Last house on the left
One has to admire the deceiving simplicity of that title.
Last house… end of the road, placed on a border. A place that still offers communal safety and yet already shows signs of separation. It’s the last house
…on the left, it’s not only placed on an outskirts but on the sinister side. This place is only one step removed from the fragile barrier that divides us from total anarchy and barbarism. A line too easily traversed into that feared dark zone where people freely succumb to their most vile, inhuman urges.
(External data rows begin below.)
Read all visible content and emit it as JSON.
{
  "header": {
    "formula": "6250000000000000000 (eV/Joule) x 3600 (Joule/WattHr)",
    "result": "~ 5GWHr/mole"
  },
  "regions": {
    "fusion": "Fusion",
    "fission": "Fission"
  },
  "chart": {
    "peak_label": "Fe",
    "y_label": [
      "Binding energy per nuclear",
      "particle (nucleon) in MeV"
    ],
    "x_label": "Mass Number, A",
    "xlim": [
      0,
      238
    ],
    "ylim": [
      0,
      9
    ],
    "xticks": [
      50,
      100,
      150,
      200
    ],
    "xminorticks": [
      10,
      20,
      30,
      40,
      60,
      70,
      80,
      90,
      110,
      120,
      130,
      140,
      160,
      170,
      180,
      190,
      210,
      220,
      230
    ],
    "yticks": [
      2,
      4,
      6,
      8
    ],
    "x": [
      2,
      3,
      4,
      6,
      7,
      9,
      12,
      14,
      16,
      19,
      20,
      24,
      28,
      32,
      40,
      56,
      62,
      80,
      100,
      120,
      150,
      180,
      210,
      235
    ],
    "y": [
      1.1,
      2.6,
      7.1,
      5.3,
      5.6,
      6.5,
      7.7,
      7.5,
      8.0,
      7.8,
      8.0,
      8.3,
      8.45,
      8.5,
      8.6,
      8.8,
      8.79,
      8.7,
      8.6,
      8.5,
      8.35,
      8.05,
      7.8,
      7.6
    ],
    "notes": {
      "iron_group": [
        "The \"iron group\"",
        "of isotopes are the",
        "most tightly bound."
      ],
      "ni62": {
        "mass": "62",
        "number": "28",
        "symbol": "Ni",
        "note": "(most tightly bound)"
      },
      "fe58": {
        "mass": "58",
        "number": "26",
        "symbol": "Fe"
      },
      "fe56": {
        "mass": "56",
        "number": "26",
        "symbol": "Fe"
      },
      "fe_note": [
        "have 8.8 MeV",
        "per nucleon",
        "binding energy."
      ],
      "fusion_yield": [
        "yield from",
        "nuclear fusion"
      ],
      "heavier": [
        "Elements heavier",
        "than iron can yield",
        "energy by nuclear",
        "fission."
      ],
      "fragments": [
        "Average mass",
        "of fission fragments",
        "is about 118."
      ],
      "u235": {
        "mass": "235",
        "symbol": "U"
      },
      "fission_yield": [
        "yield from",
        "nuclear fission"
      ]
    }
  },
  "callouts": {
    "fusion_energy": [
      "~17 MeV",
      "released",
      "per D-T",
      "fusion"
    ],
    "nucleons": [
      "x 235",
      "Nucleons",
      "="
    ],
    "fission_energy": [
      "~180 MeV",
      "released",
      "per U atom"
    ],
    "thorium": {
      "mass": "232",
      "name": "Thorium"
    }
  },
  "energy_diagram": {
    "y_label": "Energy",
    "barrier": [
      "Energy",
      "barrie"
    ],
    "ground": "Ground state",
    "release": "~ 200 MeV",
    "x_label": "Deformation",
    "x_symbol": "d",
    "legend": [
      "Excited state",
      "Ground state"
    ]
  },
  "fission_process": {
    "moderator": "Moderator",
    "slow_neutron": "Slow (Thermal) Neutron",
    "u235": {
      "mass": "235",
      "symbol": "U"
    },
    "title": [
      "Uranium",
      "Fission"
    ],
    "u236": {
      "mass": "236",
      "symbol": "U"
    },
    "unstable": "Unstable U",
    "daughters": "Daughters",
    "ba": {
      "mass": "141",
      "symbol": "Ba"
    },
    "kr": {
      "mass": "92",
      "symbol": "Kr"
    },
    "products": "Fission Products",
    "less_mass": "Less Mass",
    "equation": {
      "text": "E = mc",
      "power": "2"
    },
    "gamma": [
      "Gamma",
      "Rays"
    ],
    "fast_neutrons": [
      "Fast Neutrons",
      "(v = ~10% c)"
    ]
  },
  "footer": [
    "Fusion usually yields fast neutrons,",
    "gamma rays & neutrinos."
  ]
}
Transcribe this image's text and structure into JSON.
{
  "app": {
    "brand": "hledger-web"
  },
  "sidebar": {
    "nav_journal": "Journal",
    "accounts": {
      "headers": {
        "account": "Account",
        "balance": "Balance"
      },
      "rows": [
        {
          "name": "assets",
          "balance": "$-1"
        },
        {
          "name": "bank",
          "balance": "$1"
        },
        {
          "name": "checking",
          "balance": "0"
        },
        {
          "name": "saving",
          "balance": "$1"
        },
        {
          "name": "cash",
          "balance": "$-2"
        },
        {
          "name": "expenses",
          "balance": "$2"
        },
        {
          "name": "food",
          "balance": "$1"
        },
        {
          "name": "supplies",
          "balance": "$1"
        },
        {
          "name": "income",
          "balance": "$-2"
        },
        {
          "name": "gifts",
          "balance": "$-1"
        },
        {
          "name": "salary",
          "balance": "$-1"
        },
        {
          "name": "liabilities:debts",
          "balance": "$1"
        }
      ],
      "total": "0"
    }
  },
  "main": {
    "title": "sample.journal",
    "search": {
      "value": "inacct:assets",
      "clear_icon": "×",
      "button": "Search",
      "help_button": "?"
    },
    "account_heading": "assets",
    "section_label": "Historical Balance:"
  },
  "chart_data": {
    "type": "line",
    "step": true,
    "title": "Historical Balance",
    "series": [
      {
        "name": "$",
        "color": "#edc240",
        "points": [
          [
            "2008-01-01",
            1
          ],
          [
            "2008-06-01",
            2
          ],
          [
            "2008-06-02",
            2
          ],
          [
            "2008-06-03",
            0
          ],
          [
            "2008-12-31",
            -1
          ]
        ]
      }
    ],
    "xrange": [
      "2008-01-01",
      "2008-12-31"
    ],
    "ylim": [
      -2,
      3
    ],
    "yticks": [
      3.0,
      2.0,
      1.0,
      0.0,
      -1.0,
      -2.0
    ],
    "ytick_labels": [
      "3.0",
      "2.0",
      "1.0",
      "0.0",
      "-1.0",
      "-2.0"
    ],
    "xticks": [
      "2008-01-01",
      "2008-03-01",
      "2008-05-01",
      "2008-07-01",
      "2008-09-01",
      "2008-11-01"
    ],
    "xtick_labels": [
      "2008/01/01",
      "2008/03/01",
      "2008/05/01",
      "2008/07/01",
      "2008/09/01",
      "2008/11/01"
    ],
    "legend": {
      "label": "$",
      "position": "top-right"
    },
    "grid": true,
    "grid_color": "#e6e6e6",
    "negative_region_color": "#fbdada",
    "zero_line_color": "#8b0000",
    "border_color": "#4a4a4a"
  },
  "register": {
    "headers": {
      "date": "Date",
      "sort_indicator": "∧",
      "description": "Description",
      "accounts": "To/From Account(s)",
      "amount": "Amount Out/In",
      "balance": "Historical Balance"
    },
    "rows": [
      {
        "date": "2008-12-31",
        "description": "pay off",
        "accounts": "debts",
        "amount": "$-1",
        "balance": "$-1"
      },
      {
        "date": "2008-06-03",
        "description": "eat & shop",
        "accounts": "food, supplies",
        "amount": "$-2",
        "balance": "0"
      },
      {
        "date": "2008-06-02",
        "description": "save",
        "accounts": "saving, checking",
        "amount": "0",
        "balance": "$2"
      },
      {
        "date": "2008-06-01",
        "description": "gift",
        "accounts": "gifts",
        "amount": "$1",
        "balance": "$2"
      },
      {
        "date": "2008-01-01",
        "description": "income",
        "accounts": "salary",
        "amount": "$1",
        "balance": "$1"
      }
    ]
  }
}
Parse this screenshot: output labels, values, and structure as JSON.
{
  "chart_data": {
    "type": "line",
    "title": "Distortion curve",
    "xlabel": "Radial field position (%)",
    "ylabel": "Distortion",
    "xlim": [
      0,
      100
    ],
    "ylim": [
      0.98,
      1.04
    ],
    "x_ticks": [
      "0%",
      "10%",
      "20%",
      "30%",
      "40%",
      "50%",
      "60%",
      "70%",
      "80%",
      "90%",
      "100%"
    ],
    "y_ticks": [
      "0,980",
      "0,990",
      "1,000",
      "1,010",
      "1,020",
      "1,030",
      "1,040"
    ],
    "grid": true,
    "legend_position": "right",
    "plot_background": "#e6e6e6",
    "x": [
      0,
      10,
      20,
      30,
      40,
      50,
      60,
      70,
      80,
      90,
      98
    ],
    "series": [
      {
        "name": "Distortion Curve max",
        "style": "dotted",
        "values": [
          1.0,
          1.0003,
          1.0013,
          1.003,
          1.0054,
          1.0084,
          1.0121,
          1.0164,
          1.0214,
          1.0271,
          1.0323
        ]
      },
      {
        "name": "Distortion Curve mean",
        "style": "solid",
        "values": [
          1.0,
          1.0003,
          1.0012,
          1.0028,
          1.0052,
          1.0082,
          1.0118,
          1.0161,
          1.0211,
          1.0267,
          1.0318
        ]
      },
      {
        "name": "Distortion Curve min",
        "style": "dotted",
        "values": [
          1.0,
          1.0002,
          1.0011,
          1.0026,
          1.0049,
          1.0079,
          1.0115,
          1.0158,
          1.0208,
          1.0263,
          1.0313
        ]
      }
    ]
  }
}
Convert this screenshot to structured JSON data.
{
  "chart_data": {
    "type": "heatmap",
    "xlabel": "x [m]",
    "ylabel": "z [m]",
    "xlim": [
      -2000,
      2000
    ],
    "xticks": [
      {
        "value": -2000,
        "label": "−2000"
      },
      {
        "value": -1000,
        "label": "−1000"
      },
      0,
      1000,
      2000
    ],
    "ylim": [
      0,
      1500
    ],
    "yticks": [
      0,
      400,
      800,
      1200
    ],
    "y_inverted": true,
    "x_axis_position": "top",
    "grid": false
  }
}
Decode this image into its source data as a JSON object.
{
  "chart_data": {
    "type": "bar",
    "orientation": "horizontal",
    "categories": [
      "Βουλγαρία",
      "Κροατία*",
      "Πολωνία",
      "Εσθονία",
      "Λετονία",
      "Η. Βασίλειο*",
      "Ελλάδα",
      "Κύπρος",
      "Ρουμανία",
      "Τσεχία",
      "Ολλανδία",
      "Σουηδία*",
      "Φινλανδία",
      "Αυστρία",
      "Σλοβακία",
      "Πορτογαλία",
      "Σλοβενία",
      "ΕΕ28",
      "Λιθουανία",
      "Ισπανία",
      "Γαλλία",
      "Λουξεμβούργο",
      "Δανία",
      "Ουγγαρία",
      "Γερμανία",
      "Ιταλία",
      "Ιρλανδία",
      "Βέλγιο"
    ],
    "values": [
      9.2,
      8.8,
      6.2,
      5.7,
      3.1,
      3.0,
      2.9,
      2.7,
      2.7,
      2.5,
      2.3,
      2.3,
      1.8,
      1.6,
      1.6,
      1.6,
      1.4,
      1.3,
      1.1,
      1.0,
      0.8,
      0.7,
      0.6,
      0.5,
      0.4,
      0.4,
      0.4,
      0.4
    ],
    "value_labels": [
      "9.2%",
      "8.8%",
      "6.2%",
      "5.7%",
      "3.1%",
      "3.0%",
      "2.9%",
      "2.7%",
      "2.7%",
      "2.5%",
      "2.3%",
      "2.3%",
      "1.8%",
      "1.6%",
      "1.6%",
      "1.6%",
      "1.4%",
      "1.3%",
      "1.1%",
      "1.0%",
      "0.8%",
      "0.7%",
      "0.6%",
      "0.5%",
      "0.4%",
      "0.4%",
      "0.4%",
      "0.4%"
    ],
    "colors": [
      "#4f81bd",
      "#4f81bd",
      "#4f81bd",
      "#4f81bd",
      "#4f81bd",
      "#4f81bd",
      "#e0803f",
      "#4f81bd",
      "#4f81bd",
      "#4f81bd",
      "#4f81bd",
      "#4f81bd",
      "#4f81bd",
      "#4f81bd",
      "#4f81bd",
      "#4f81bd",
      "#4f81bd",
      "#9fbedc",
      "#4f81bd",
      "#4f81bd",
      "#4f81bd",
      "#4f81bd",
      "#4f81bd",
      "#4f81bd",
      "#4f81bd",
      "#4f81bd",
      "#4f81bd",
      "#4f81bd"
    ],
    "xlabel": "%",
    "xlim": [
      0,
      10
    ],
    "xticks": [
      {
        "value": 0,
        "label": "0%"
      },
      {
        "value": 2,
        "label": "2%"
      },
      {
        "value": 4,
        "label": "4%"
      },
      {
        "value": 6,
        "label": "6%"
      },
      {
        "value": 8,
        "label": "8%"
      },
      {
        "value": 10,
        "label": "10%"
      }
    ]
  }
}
A zone we know to begin not beyond the borders of town but within its outskirts where the dregs of society gathers.
It’s the very mother to the
don’t go alone places.
The title is a clever capitalization on a common fear, the fear of drifting away from communal safety, sliding down on the social ladder, forced by poverty into more unpleasant neighbourhoods. Neighbourhoods where, we
know that from watching Hollywood movies, the people live that shun society (not the other way around). People which prey upon those that dare to still hold on to a blue eyed believe of human dignity.
There’s a unspoken genius to that title.
It manages to summarize the whole movie into one single line. A single line of deceptive innocence ringing up a deep-set fear in us we can almost touch upon, almost, but not quite.
The title holds a elegance which the movie dearly misses.
But the title’s promise of elegance in execution is readily dispelled by the posters motive that speaks of stark terror and victimization, at that we can’t blame the director. At least with the original, the not very inspired looking artwork for the remake makes you wonder if they not had the poster for a very
different house on mind:
House on the Cemetery holds a closer, but much more ‘inviting’ looking, semblance.